Bob Dylan and the Poetry of the Blues
Review by George Fleeton.
Some of the spirit of Bob Dylan was in Down Arts Centre on October 05, mediated for us by a very scholarly audio-visual presentation given by Michael Gray, a Dylanologist.
It suffered a bit from TTTT (Too-much Teacher Talking Time) and from less than enough audio and visual, but the clips we did hear and see reinforced Gray’s thesis that the influence of the Deep South Blues and its lyric poetry on Dylan’s music was immense, undervalued and relatively unexplored by others.
The argument was convincing, the anecdotal backgrounding was fluent and humorous, and the delivery was stylish, but two hours was, by Gray’s own admission, less than adequate to dig beneath the surface of Dylan’s iconic song writing and music making.

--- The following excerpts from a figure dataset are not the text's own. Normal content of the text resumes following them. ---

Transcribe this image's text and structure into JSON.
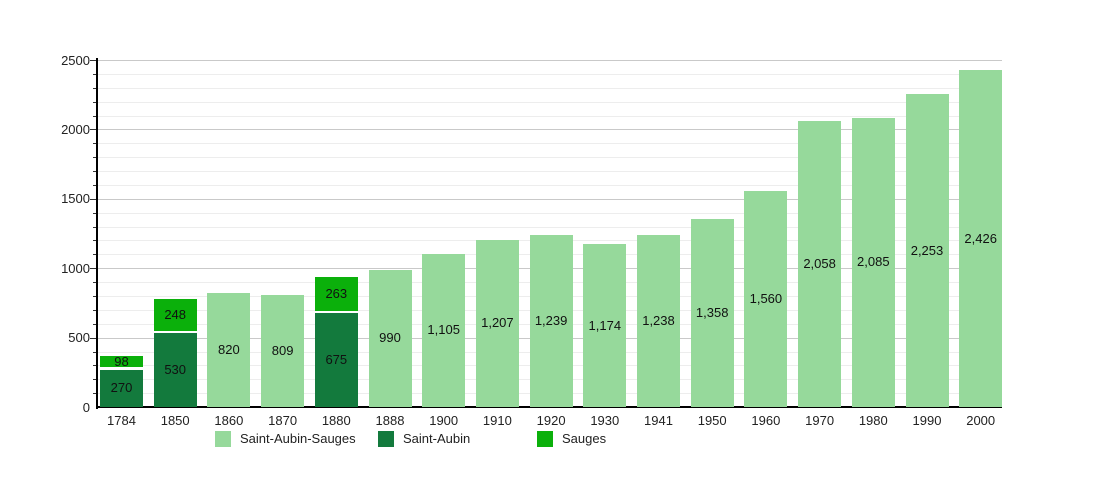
{
  "chart_data": {
    "type": "bar",
    "stacked": true,
    "title": "",
    "xlabel": "",
    "ylabel": "",
    "ylim": [
      0,
      2500
    ],
    "ytick_step": 500,
    "minor_grid_step": 100,
    "grid": true,
    "legend_position": "bottom",
    "categories": [
      "1784",
      "1850",
      "1860",
      "1870",
      "1880",
      "1888",
      "1900",
      "1910",
      "1920",
      "1930",
      "1941",
      "1950",
      "1960",
      "1970",
      "1980",
      "1990",
      "2000"
    ],
    "series": [
      {
        "name": "Saint-Aubin-Sauges",
        "color": "#96d99b",
        "values": [
          null,
          null,
          820,
          809,
          null,
          990,
          1105,
          1207,
          1239,
          1174,
          1238,
          1358,
          1560,
          2058,
          2085,
          2253,
          2426
        ]
      },
      {
        "name": "Saint-Aubin",
        "color": "#137a3d",
        "values": [
          270,
          530,
          null,
          null,
          675,
          null,
          null,
          null,
          null,
          null,
          null,
          null,
          null,
          null,
          null,
          null,
          null
        ]
      },
      {
        "name": "Sauges",
        "color": "#0bb00b",
        "values": [
          98,
          248,
          null,
          null,
          263,
          null,
          null,
          null,
          null,
          null,
          null,
          null,
          null,
          null,
          null,
          null,
          null
        ]
      }
    ],
    "bars": [
      {
        "category": "1784",
        "segments": [
          {
            "series": "Saint-Aubin",
            "value": 270,
            "label": "270"
          },
          {
            "series": "Sauges",
            "value": 98,
            "label": "98"
          }
        ]
      },
      {
        "category": "1850",
        "segments": [
          {
            "series": "Saint-Aubin",
            "value": 530,
            "label": "530"
          },
          {
            "series": "Sauges",
            "value": 248,
            "label": "248"
          }
        ]
      },
      {
        "category": "1860",
        "segments": [
          {
            "series": "Saint-Aubin-Sauges",
            "value": 820,
            "label": "820"
          }
        ]
      },
      {
        "category": "1870",
        "segments": [
          {
            "series": "Saint-Aubin-Sauges",
            "value": 809,
            "label": "809"
          }
        ]
      },
      {
        "category": "1880",
        "segments": [
          {
            "series": "Saint-Aubin",
            "value": 675,
            "label": "675"
          },
          {
            "series": "Sauges",
            "value": 263,
            "label": "263"
          }
        ]
      },
      {
        "category": "1888",
        "segments": [
          {
            "series": "Saint-Aubin-Sauges",
            "value": 990,
            "label": "990"
          }
        ]
      },
      {
        "category": "1900",
        "segments": [
          {
            "series": "Saint-Aubin-Sauges",
            "value": 1105,
            "label": "1,105"
          }
        ]
      },
      {
        "category": "1910",
        "segments": [
          {
            "series": "Saint-Aubin-Sauges",
            "value": 1207,
            "label": "1,207"
          }
        ]
      },
      {
        "category": "1920",
        "segments": [
          {
            "series": "Saint-Aubin-Sauges",
            "value": 1239,
            "label": "1,239"
          }
        ]
      },
      {
        "category": "1930",
        "segments": [
          {
            "series": "Saint-Aubin-Sauges",
            "value": 1174,
            "label": "1,174"
          }
        ]
      },
      {
        "category": "1941",
        "segments": [
          {
            "series": "Saint-Aubin-Sauges",
            "value": 1238,
            "label": "1,238"
          }
        ]
      },
      {
        "category": "1950",
        "segments": [
          {
            "series": "Saint-Aubin-Sauges",
            "value": 1358,
            "label": "1,358"
          }
        ]
      },
      {
        "category": "1960",
        "segments": [
          {
            "series": "Saint-Aubin-Sauges",
            "value": 1560,
            "label": "1,560"
          }
        ]
      },
      {
        "category": "1970",
        "segments": [
          {
            "series": "Saint-Aubin-Sauges",
            "value": 2058,
            "label": "2,058"
          }
        ]
      },
      {
        "category": "1980",
        "segments": [
          {
            "series": "Saint-Aubin-Sauges",
            "value": 2085,
            "label": "2,085"
          }
        ]
      },
      {
        "category": "1990",
        "segments": [
          {
            "series": "Saint-Aubin-Sauges",
            "value": 2253,
            "label": "2,253"
          }
        ]
      },
      {
        "category": "2000",
        "segments": [
          {
            "series": "Saint-Aubin-Sauges",
            "value": 2426,
            "label": "2,426"
          }
        ]
      }
    ],
    "ytick_labels": [
      "0",
      "500",
      "1000",
      "1500",
      "2000",
      "2500"
    ],
    "legend": [
      {
        "label": "Saint-Aubin-Sauges",
        "color": "#96d99b"
      },
      {
        "label": "Saint-Aubin",
        "color": "#137a3d"
      },
      {
        "label": "Sauges",
        "color": "#0bb00b"
      }
    ]
  }
}
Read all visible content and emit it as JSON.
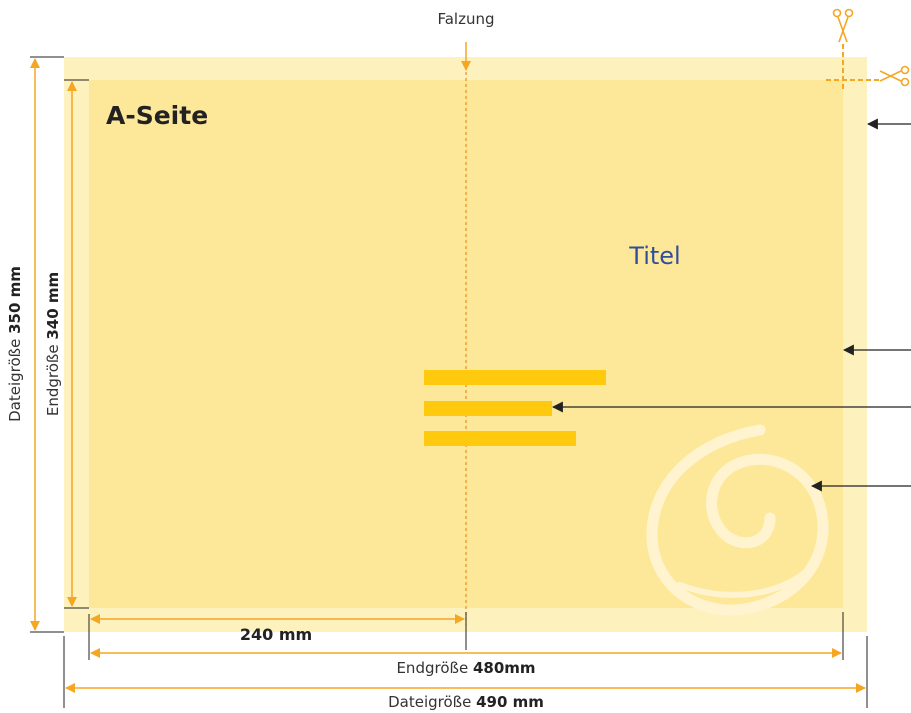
{
  "fold": {
    "label": "Falzung"
  },
  "page": {
    "label": "A-Seite",
    "title": "Titel"
  },
  "dimensions": {
    "half_width": "240 mm",
    "final_width_prefix": "Endgröße ",
    "final_width_value": "480mm",
    "file_width_prefix": "Dateigröße ",
    "file_width_value": "490 mm",
    "final_height_prefix": "Endgröße ",
    "final_height_value": "340 mm",
    "file_height_prefix": "Dateigröße ",
    "file_height_value": "350 mm"
  },
  "colors": {
    "bleed": "#fdf1bd",
    "page": "#fde89a",
    "text_lines": "#ffc90e",
    "dimension": "#f5a623",
    "fold_line": "#f08a1c",
    "swirl": "#fff4cf",
    "pointer": "#222222"
  },
  "icons": [
    "scissors-icon-top",
    "scissors-icon-side"
  ]
}
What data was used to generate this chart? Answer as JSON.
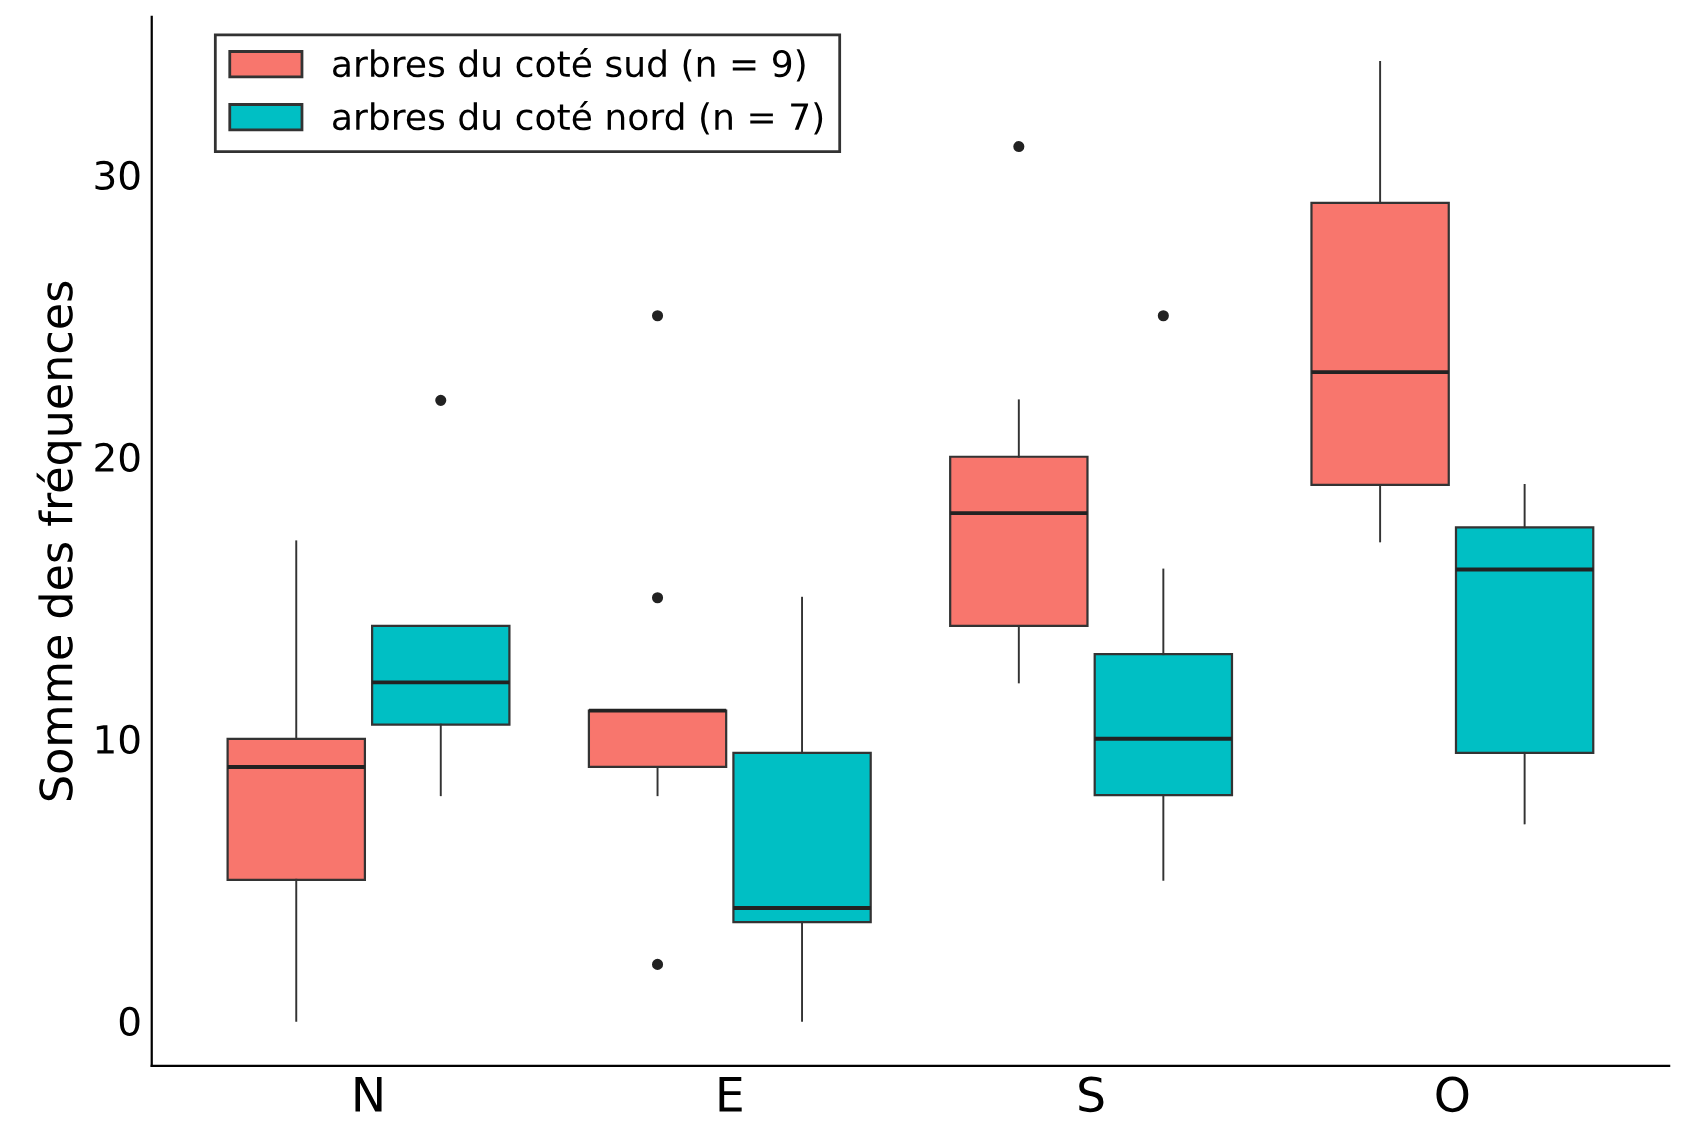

Big Joe Williams, Jimmy Reed, Memphis Minnie and Blind Willie McTell were all generously referenced, representing as they do that bedrock of the blues which Dylan mined so deliberately.
The Dylan acoustic-electric-Judas issues were briefly but well analysed, and just a few of the studio albums recommended for our collections: Blonde on Blonde (1966), Blood on the Tracks (1975), Infidels (1983), Love and Theft (2001) but not, apparently, his latest, Tempest, released last month, nor his first, from 1962, which included Song to Woody (Guthrie).
Now 71, Bob Dylan’s most radical heyday is still widely considered to be the early 1960s (what he himself refers to as ‘the real late Fifties’), because after his motorbike accident in 1966, his trail blazing incendiary music making changed measurably, and new songs for live audiences become his lodestar, from 1974 and right on into the so-called Never Ending Tour, now 24 years on the road
Dylan is insistent that his songs are ‘Personal music, they’re not communal. I wouldn’t want people singing along with me. It would sound funny. I’m not playing campfire meetings’.
To which one could add that nobody writes the kind of songs he writes by just being a conventional sort of songwriter, and nobody will write them like this again.
All this helped me to understand the disappointment felt at a Dylan concert in Dublin in May 2009, part of the Never Ending Tour.
If he had deigned to address the capacity audience, even once that night, might this have been his stance? – ‘A performer, if he’s doing what he’s supposed to do, doesn’t feel any emotion at all. What others think about me, or feel about me, that’s so irrelevant… People love the music and the songs I play, not me,’
Dylan has too much rock and roll in his blood to call himself a blues singer: ‘Country blues, folk music and rock ‘n’ roll make up the kind of music that I play’, he said recently, and each of those genres or sub-sets has, in my view, its own dark territory over which Dylan’s transfigurative faith still rules.
As Miles Davis once remarked: ‘Music is best heard in the moments in which it is performed, that’s where music is truly alive’.
Teacherly Michael Gray simply didn’t have time to cover all the bases in Dylan’s life and work but what we got on the night was value for money.
Missing was a discussion on the central roles of banjo and harmonica in the delivery of blues lyric poetry (and how that crossed over, for example, to Ennio Morricone’s use of those instruments in his film scores for four of Sergio Leone’s spaghetti westerns).
And it would have been intriguing to hear Gray’s take on the 1961 death of the other Robert Zimmerman (the Hells Angel with the same name) within weeks of our Bob ‘Robert Allen Zimmerman’ Dylan’s first big break, and his subsequent, self-styled transfiguration which he has defined as:
‘What allows you to crawl out from under the chaos and fly above it’.
Ah well, let’s hope none of you ever shared my first introduction to this genius.
It was in Paris, about Halloween 1973, and the new film du jour that week was Sam Peckinpah’s Pat Garrett and Billy the Kid in which Dylan had a few lines, as a marginal character called Alias, and a decent song called Knockin’ on Heaven’s Door.
His performance as an actor was truly, madly, embarrassingly awful, in a film that has since become a cult classic.
What then was all this Dylan fuss about? It took me another 35 years playing catch up to appreciate this clone of Mozart.
Dylan said recently that his folk song Delia, one of those with a hard ending (from the World Gone Wrong album in 1993), was one of his favourites.
That’ll have to do for a while. Small mercies, so.
George Fleeton writes independently on arts and culture.